Je n'eus pas le temps de protester. Il m'entraîna hors de la chambre, avançant rapidement dans le couloir faiblement éclairé. Les ombres des hommes de main se découpaient contre les murs, leurs armes prêtes, leurs regards inquiets.

- **On a repoussé la première vague, mais il y en a d'autres en approche.**

Un des hommes, celui avec la cicatrice à la mâchoire, s'adressa à Adrian en espagnol, trop vite pour que je comprenne tout.

Adrian jura entre ses dents et serra mon poignet un peu plus fort.

- **On descend au garage.**

Les minutes qui suivirent furent floues. Je me laissai entraîner, mon cœur tambourinant dans ma poitrine. L'air était chargé d'une tension électrique, comme si une seconde explosion pouvait survenir à tout moment.

Lorsque nous atteignîmes le garage souterrain, Adrian me poussa presque à l'intérieur d'un énorme SUV noir.

- **Monte.**

Je croisai les bras, rassemblant le peu de courage qu'il me restait.

- **Non.**

Son regard s'assombrit.

- **Elena. Ce n'est pas le moment.**

- **Ce n'est jamais le moment, pas vrai ?** Je plantai mes yeux dans les siens. **Depuis que je suis ici, tu me traites comme une prisonnière. Maintenant, tu veux m'emmener je-ne-sais-où sans aucune explication.

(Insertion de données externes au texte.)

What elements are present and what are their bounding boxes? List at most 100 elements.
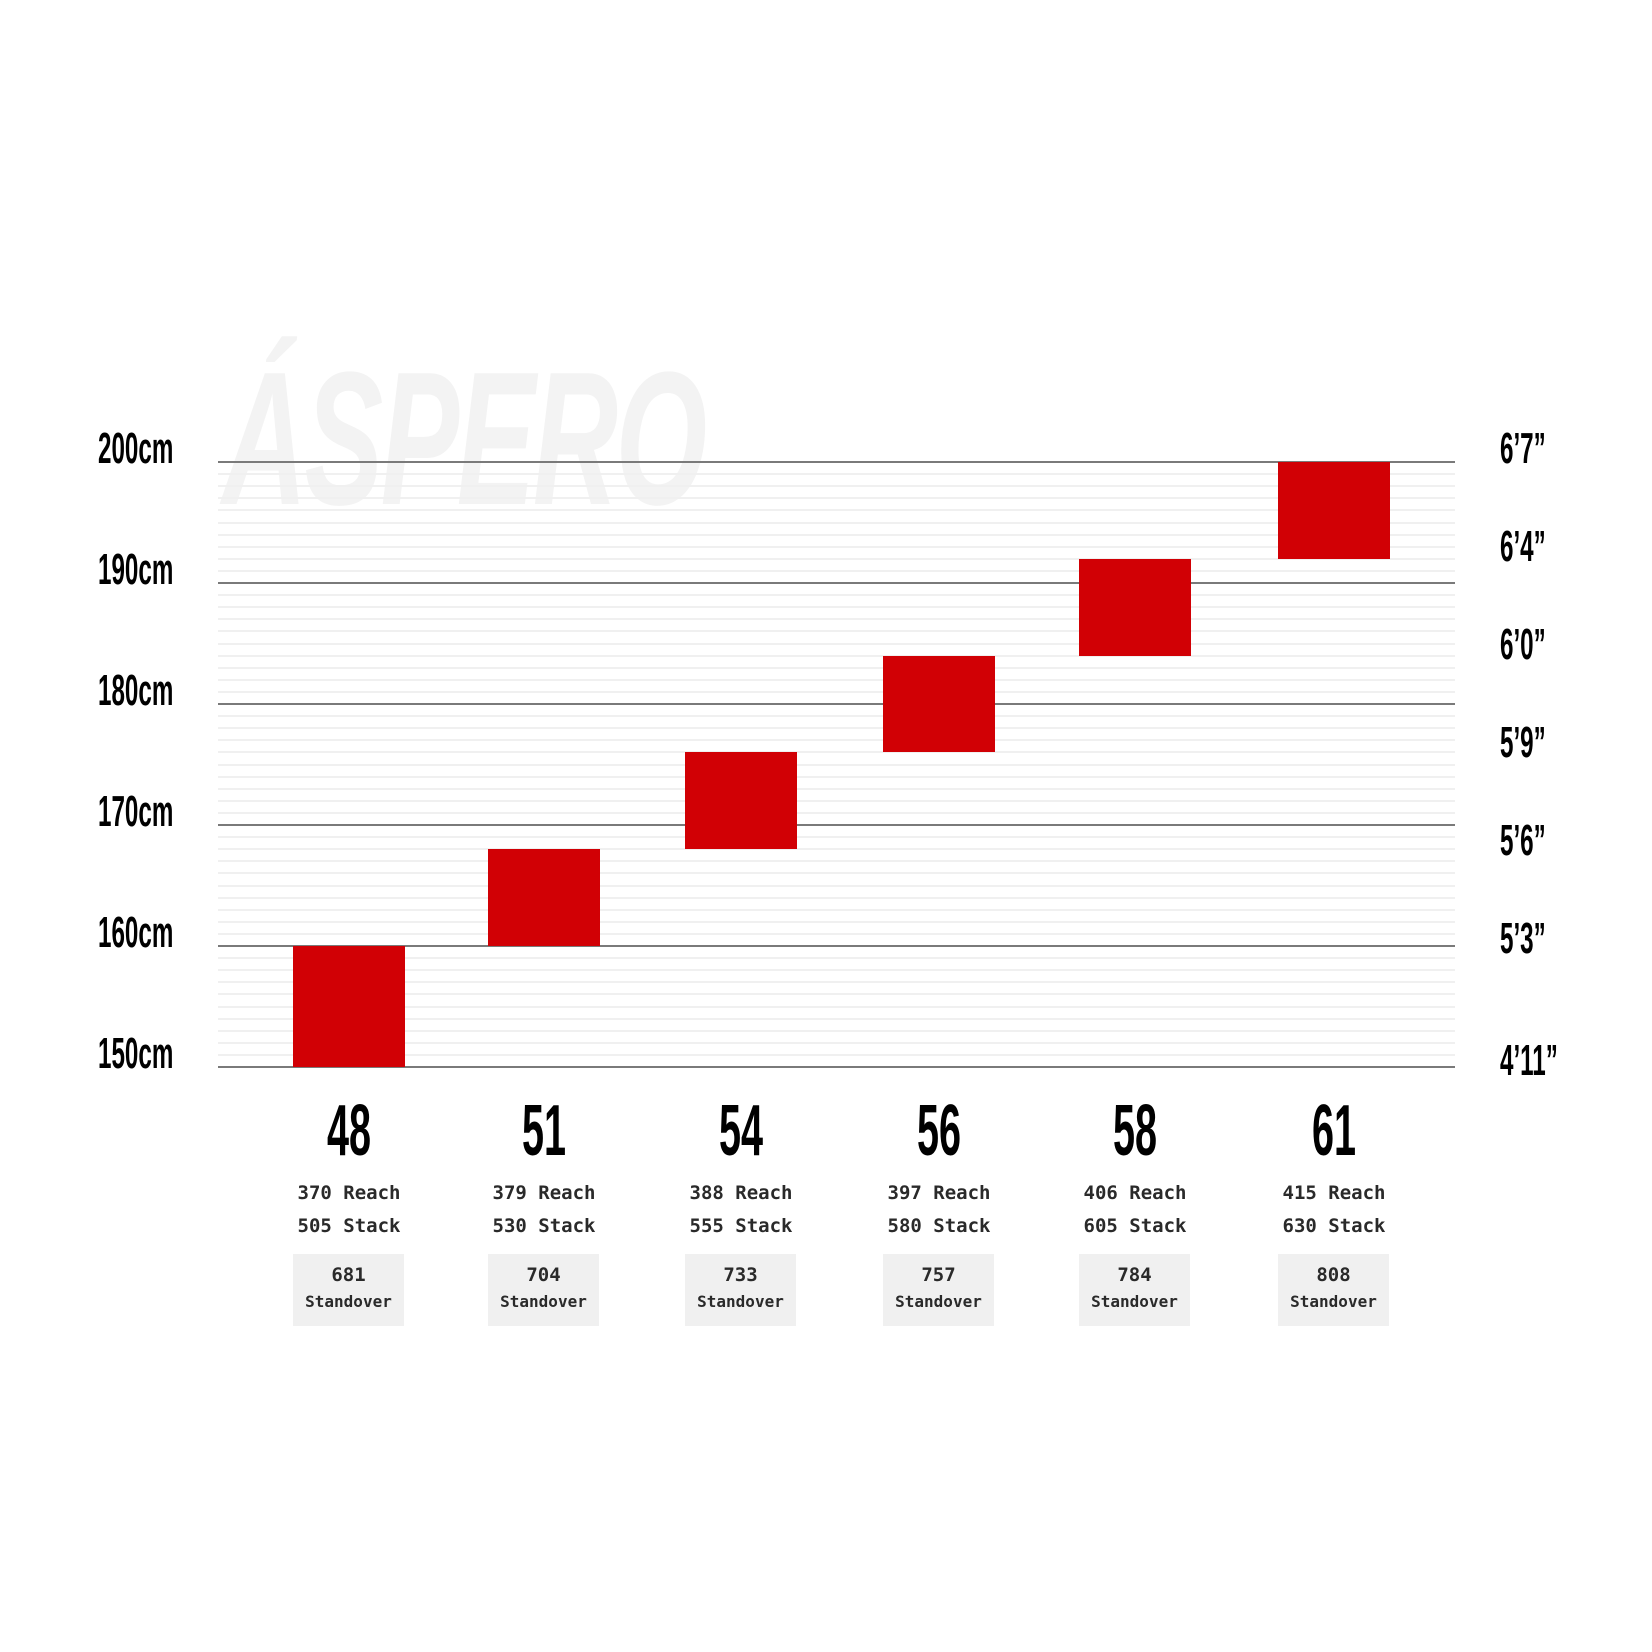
- frame-size-label: 54: [718, 1091, 764, 1171]
- minor-gridline: [218, 811, 1455, 814]
- y-tick-left: 200cm: [98, 424, 174, 473]
- minor-gridline: [218, 799, 1455, 802]
- stack-value: 505 Stack: [297, 1215, 401, 1237]
- standover-value: 704: [526, 1264, 561, 1286]
- minor-gridline: [218, 690, 1455, 693]
- minor-gridline: [218, 473, 1455, 476]
- minor-gridline: [218, 908, 1455, 911]
- size-range-bar: [293, 946, 405, 1067]
- standover-label: Standover: [1091, 1292, 1178, 1311]
- major-gridline: [218, 1066, 1455, 1068]
- standover-label: Standover: [1290, 1292, 1377, 1311]
- minor-gridline: [218, 569, 1455, 572]
- minor-gridline: [218, 497, 1455, 500]
- major-gridline: [218, 945, 1455, 947]
- y-tick-right: 5’6”: [1500, 816, 1546, 865]
- minor-gridline: [218, 509, 1455, 512]
- y-tick-left: 180cm: [98, 666, 174, 715]
- aspero-watermark: ÁSPERO: [222, 333, 707, 545]
- minor-gridline: [218, 993, 1455, 996]
- major-gridline: [218, 582, 1455, 584]
- frame-size-label: 48: [326, 1091, 372, 1171]
- minor-gridline: [218, 1041, 1455, 1044]
- minor-gridline: [218, 836, 1455, 839]
- minor-gridline: [218, 642, 1455, 645]
- y-tick-right: 6’4”: [1500, 522, 1546, 571]
- standover-label: Standover: [305, 1292, 392, 1311]
- minor-gridline: [218, 678, 1455, 681]
- standover-box: 757 Standover: [883, 1254, 994, 1326]
- frame-size-label: 61: [1311, 1091, 1357, 1171]
- y-tick-right: 6’0”: [1500, 620, 1546, 669]
- minor-gridline: [218, 1005, 1455, 1008]
- minor-gridline: [218, 981, 1455, 984]
- minor-gridline: [218, 872, 1455, 875]
- minor-gridline: [218, 654, 1455, 657]
- size-range-bar: [1079, 558, 1191, 656]
- size-range-bar: [685, 752, 797, 850]
- minor-gridline: [218, 618, 1455, 621]
- standover-label: Standover: [697, 1292, 784, 1311]
- frame-size-label: 58: [1112, 1091, 1158, 1171]
- major-gridline: [218, 703, 1455, 705]
- size-range-bar: [1278, 462, 1390, 559]
- minor-gridline: [218, 896, 1455, 899]
- minor-gridline: [218, 533, 1455, 536]
- stack-value: 605 Stack: [1083, 1215, 1187, 1237]
- size-range-bar: [488, 849, 600, 946]
- y-tick-left: 160cm: [98, 908, 174, 957]
- minor-gridline: [218, 775, 1455, 778]
- standover-label: Standover: [500, 1292, 587, 1311]
- reach-value: 388 Reach: [689, 1182, 793, 1204]
- y-tick-left: 170cm: [98, 787, 174, 836]
- minor-gridline: [218, 545, 1455, 548]
- minor-gridline: [218, 884, 1455, 887]
- minor-gridline: [218, 606, 1455, 609]
- standover-box: 681 Standover: [293, 1254, 404, 1326]
- minor-gridline: [218, 739, 1455, 742]
- y-tick-right: 5’3”: [1500, 914, 1546, 963]
- minor-gridline: [218, 763, 1455, 766]
- minor-gridline: [218, 751, 1455, 754]
- reach-value: 415 Reach: [1282, 1182, 1386, 1204]
- y-tick-right: 5’9”: [1500, 718, 1546, 767]
- reach-value: 406 Reach: [1083, 1182, 1187, 1204]
- minor-gridline: [218, 630, 1455, 633]
- y-tick-left: 190cm: [98, 545, 174, 594]
- minor-gridline: [218, 1053, 1455, 1056]
- reach-value: 379 Reach: [492, 1182, 596, 1204]
- minor-gridline: [218, 485, 1455, 488]
- standover-value: 733: [723, 1264, 758, 1286]
- minor-gridline: [218, 848, 1455, 851]
- standover-value: 757: [921, 1264, 956, 1286]
- minor-gridline: [218, 715, 1455, 718]
- standover-box: 784 Standover: [1079, 1254, 1190, 1326]
- y-tick-left: 150cm: [98, 1029, 174, 1078]
- size-range-bar: [883, 655, 995, 753]
- minor-gridline: [218, 594, 1455, 597]
- stack-value: 630 Stack: [1282, 1215, 1386, 1237]
- stack-value: 555 Stack: [689, 1215, 793, 1237]
- minor-gridline: [218, 1017, 1455, 1020]
- y-tick-right: 6’7”: [1500, 424, 1546, 473]
- minor-gridline: [218, 787, 1455, 790]
- minor-gridline: [218, 727, 1455, 730]
- reach-value: 397 Reach: [887, 1182, 991, 1204]
- minor-gridline: [218, 521, 1455, 524]
- frame-size-label: 51: [521, 1091, 567, 1171]
- minor-gridline: [218, 860, 1455, 863]
- standover-box: 808 Standover: [1278, 1254, 1389, 1326]
- standover-box: 733 Standover: [685, 1254, 796, 1326]
- minor-gridline: [218, 666, 1455, 669]
- standover-value: 808: [1316, 1264, 1351, 1286]
- stack-value: 580 Stack: [887, 1215, 991, 1237]
- minor-gridline: [218, 557, 1455, 560]
- reach-value: 370 Reach: [297, 1182, 401, 1204]
- standover-value: 784: [1117, 1264, 1152, 1286]
- minor-gridline: [218, 920, 1455, 923]
- minor-gridline: [218, 1029, 1455, 1032]
- minor-gridline: [218, 969, 1455, 972]
- major-gridline: [218, 461, 1455, 463]
- minor-gridline: [218, 932, 1455, 935]
- standover-value: 681: [331, 1264, 366, 1286]
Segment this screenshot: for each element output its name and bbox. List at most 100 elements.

J'ai le droit de savoir.**

Il passa une main sur son visage, agacé, mais son regard se radoucit légèrement.

- **On ne peut pas rester ici. Pas après cette attaque.**

Il se rapprocha, et cette fois, sa voix était plus basse, presque trop calme.

- **Tu es devenue une cible, Elena. Peu importe que tu le veuilles ou non.**

- **Pourquoi ?** murmurai-je.

Un silence.

Puis il lâcha finalement :

- **Parce que tu es mon point faible.**

Le choc me fit l'effet d'un coup.

Il détourna les yeux, comme s'il détestait avouer une telle chose.

- **Ils ne peuvent pas m'atteindre directement. Alors ils te traquent, toi.**

Je sentis un vertige me prendre.

- **Je... je ne veux pas être ton point faible.**

Il me fixa, et je crus voir une ombre d'émotion traverser son regard.

- **Tu n'as pas le choix.**

L'espace d'un instant, il y eut un silence. Puis des coups de feu éclatèrent au loin, nous ramenant brutalement à la réalité.

Adrian ouvrit la portière du SUV d'un geste brusque.